Padahal kebijakan seperti ini sangat berbahaya. Adanya penanaman modal asing akan membuka peluang penjajahan gaya baru. Bagaimana tidak? Investor asing akan menjadi tuan-tuan di negeri ini. Karena merekalah yang memiliki berbagai perusahaan besar dan menguasai seluruh aset kekayaan alam. Sementara rakyat Indonesia hanya akan dijadikan jongos di negeri sendiri.
Modal yang diberikan oleh investor tentu berbasis riba. Pastinya bunga akan dibebankan pada negara pengutang yakni Indonesia. Apabila pemerintah tidak mampu membayar cicilan yang sudah jatuh tempo, maka infrastruktur akan jatuh ke tangan investor.

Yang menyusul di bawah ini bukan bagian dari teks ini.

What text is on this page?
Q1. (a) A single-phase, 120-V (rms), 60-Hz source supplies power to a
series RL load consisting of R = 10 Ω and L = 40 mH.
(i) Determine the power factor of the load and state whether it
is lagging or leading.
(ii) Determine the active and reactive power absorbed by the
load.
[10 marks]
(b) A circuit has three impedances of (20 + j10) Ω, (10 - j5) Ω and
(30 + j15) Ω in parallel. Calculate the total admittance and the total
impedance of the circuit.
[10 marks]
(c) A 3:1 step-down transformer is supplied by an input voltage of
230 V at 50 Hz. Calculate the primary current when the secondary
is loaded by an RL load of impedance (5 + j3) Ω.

Inilah fakta dari buah diterapkannya sistem kapitalis.
Setiap kebijakan yang dibuat senantiasa memanjakan investor asing. Janji-janji untuk kesejahteraan rakyat hanyalah kosong belaka.
Jaminan Kesehatan Khilafah yang Agung
Kesehatan merupakan salah satu kebutuhan pokok publik. Sebagaimana ditegaskan Rasulullah SAW yang artinya "Siapa saja yang ketika memasuki pagi hari mendapati keadaan aman kelompoknya, sehat badannya, memiliki bahan makanan untuk hari itu, maka seolah-olah dunia telah menjadi miliknya". (HR Bukhari).

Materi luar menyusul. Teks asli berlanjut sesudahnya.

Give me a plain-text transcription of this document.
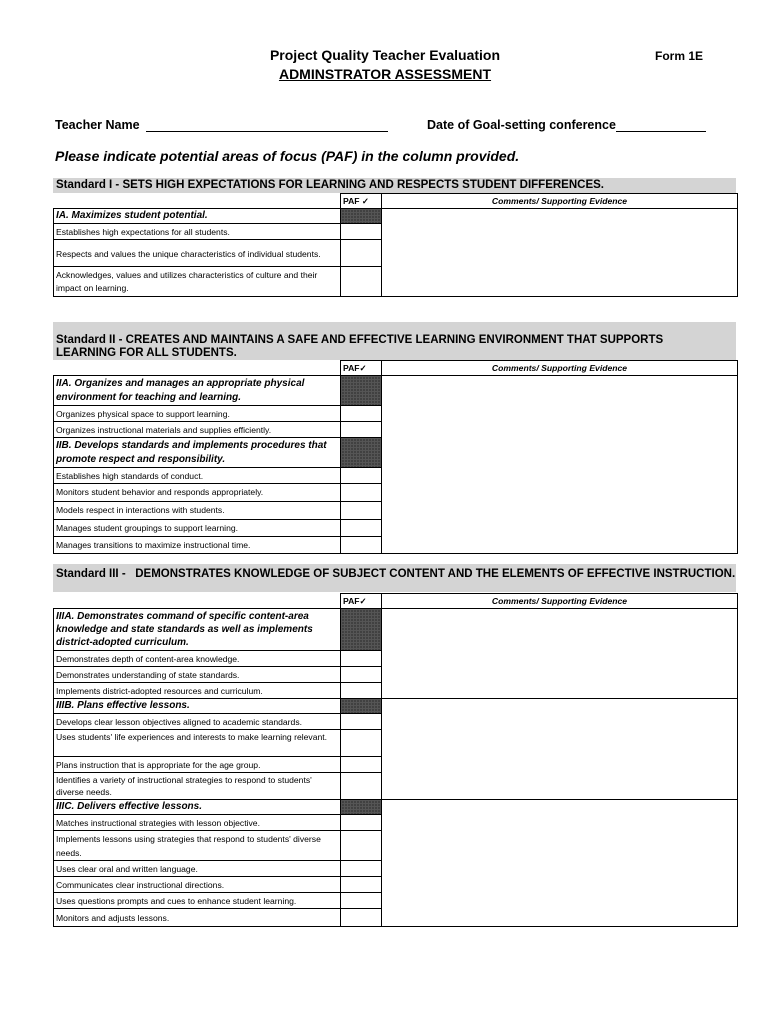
Project Quality Teacher Evaluation
ADMINSTRATOR ASSESSMENT
Form 1E
Teacher Name	Date of Goal-setting conference
Please indicate potential areas of focus (PAF) in the column provided.
Standard I - SETS HIGH EXPECTATIONS FOR LEARNING AND RESPECTS STUDENT DIFFERENCES.
	PAF ✓	Comments/ Supporting Evidence
IA. Maximizes student potential.		
Establishes high expectations for all students.		
Respects and values the unique characteristics of individual students.		
Acknowledges, values and utilizes characteristics of culture and their impact on learning.		
Standard II - CREATES AND MAINTAINS A SAFE AND EFFECTIVE LEARNING ENVIRONMENT THAT SUPPORTS LEARNING FOR ALL STUDENTS.
	PAF✓	Comments/ Supporting Evidence
IIA. Organizes and manages an appropriate physical environment for teaching and learning.		
Organizes physical space to support learning.		
Organizes instructional materials and supplies efficiently.		
IIB. Develops standards and implements procedures that promote respect and responsibility.		
Establishes high standards of conduct.		
Monitors student behavior and responds appropriately.		
Models respect in interactions with students.		
Manages student groupings to support learning.		
Manages transitions to maximize instructional time.		
Standard III -   DEMONSTRATES KNOWLEDGE OF SUBJECT CONTENT AND THE ELEMENTS OF EFFECTIVE INSTRUCTION.
	PAF✓	Comments/ Supporting Evidence
IIIA. Demonstrates command of specific content-area knowledge and state standards as well as implements district-adopted curriculum.		
Demonstrates depth of content-area knowledge.		
Demonstrates understanding of state standards.		
Implements district-adopted resources and curriculum.		
IIIB. Plans effective lessons.		
Develops clear lesson objectives aligned to academic standards.		
Uses students' life experiences and interests to make learning relevant.		
Plans instruction that is appropriate for the age group.		
Identifies a variety of instructional strategies to respond to students' diverse needs.		
IIIC. Delivers effective lessons.		
Matches instructional strategies with lesson objective.		
Implements lessons using strategies that respond to students' diverse needs.		
Uses clear oral and written language.		
Communicates clear instructional directions.		
Uses questions prompts and cues to enhance student learning.		
Monitors and adjusts lessons.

Pemerintah telah diwajibkan oleh Allah sebagai pihak yang bertanggung jawab langsung dalam pemenuhan pelayanan kesehatan. Pelayanan ini diberikan bagi setiap individu rakyat. Diberikan secara gratis dengan kualitas terbaik, baik untuk muslim maupun non muslim, kaya miskin, laki-laki maupun perempuan. Hal ini ditunjukkan oleh perbuatan Rasulullah. Yaitu ketika beliau dihadiahi seorang dokter, dokter tersebut dimanfaatkan untuk kebutuhan kaum muslimin.
Pemerintah pulalah yang bertanggung jawab terhadap segala sesuatu yang dibutuhkan bagi terwujudnya jaminan kesehatan untuk setiap orang. Penyediaan dan penyelenggaraan pendidikan kesehatan, penyediaan peralatan kedokteran, obat-obatan, teknologi terkini, sarana dan prasarana kesehatan termasuk keberadaan rumah sakit, transportasi, air bersih dan tata kelola keseluruhan seharusnya menjadi tanggung jawab negara.
Artinya, haram hukumnya jika fungsi pemerintah hanya sebatas regulator. Sementara tugas pelaksanaannya diserahkan pada korporasi. Selain itu, pembatasan peran negara hanya sebagai regulator telah melapangkan jalan bagi penjajahan Barat serta hilangnya kemandirian dan kedaulatan negara.
Pembiayaan kesehatan dalam negara khilafah adalah model pembiayaan berkelanjutan. Pembiayaan itu telah ditetapkan pada pos pengeluaran baitul mal, dengan pengeluaran yang bersifat mutlak. Artinya, sekalipun tidak ada harta yang tersedia atau harta tidak mencukupi pada pos yang diperuntukkan bagi pelayanan kesehatan, sementara ada kebutuhan pembiayaan kesehatan, seperti pembiayaan pembangunan rumah sakit, maka ketika itu dibolehkan menarik pajak.Tetapi pajak ini bersifat sementara. Pajak diambil hanya pada orang kaya saja. Itupun sebesar yang dibutuhkan.
Jika akibat dari pungutan pajak ini mengakibatkan kemudaratan pada rakyat, negara boleh berhutang pada rakyat yang kaya. Haram hukumnya berhutang pada negara kafir Barat.
Sementara sumber-sumber pemasukan pembiayaan kesehatan, berasal dari pos kepemilikan umum berupa hasil tambang, hasil laut dan hasil hutan. Selain itu berasal dari pos kepemilikan negara berupa fa'i, kharaj, ghanimah, harta ghulul dan harta temuan.
Model Anggaran Pendapatan Belanja Negara Khilafah meniscayakan negara memiliki kemampuan finansial yang memadai untuk menjalankan fungsinya.
Dengan demikian Islam tidak mengenal pembiayaan berbasis pajak, asuransi dan pembiayaan berbasis kinerja. Sebab semua itu konsep batil yang diharamkan Allah.